[15 DAY CHALLENGE: DAY 8] THE GOOD, THE BAD, AND THE UGLY OF ME

Can we skip this day? Just kidding haha. Today's challenge is: "Describe 'the good, the bad, and the ugly' of yourself".

Why the topic is so general? I mean the scope, please. It is supposed to be my behavior related to other people? Ok, let's just assume it.

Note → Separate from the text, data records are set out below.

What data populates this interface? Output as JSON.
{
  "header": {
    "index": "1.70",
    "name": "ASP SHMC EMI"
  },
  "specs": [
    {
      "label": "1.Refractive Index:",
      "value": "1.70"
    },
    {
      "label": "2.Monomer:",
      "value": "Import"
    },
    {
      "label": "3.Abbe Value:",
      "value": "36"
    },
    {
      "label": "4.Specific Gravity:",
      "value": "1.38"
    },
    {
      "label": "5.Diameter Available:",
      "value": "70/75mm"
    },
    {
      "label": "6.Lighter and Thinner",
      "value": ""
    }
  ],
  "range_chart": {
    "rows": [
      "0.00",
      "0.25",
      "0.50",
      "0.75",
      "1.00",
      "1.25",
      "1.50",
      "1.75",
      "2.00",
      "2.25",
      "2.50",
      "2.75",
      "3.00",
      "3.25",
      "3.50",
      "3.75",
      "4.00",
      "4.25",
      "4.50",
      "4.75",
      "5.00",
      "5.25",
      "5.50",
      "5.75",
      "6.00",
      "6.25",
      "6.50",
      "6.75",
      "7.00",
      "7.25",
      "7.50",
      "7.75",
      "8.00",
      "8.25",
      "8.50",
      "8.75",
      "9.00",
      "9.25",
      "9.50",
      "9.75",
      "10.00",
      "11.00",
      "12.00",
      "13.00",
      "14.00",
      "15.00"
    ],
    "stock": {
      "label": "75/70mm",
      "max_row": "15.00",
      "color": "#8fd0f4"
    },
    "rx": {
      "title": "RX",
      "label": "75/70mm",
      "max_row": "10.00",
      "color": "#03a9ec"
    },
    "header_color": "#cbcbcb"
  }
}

THE GOOD: I'm interested in human. Human is never stop amazing me. Their mind, their behavior are so adorable, even their uggliest part of them. So, it will always be a pleasure to me when I have to talking to them, face to face. I  will be ready to listening your story, patiently, and passionately. Tell me about evertyhing. Tell me about your beautiful mind. Tell me about your problem. I wish I could help you, as long as you're ready to be helped. I love developing and motivating other too. I became a mentor for several people unofficially, watched them grow, from isolated man to be good leader, from troubled person, be more social, or just tried to quit from addiction. So, if you have a problem or just need someone to talk to, come to me.

THE BAD: Related to the good side of me, I secretly stalking and interfering other's bussiness, especially the one I love. It can be family, my friends, or someone I like. I got some problems because of it. I repeated mistakes again and again. I just can't stop it. I care about them. Many people think that I'm apathetic person. It's true, from the surface, but deeply I care about people I love. My other bad side is lack of affection. I care, I love, but I can't show it in normal way. No kiss, no hug, no praise, no warm gesture or smile. Just like a robot. That's why my family also think that I'm apathetic, reserved, individualistic person.

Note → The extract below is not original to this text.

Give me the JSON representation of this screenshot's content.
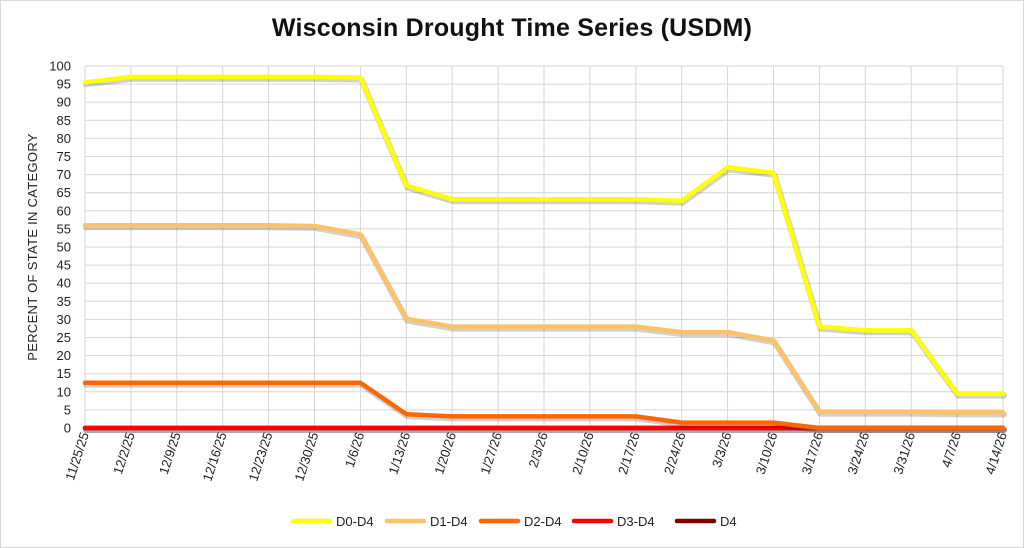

THE UGLY: I have a demonic side, but it's too shameful to be revealed. Let it keep sealed. I will tell you the more humane one. I rarely have a conflict with people, but I have a conflict with my own mind almost everytime. Overthinking, overworrying, low self-esteem, etc. Almost everyday, I feel empty, barely alive, saturated. Then, the other day or even the same day, I feel so anxious, restless, sweating, tremor, impulsive, chest pain, clouded mind. My mind is so disordered and chaotic. Even I can't describe in words, not like the good side of me, because when it relapse, I lose control and I can't think clearly. You have to be me to know exactly what I feel. Shoul I go to a psychiatry? I think so. Hahaha. But, recently, I learn to meditate.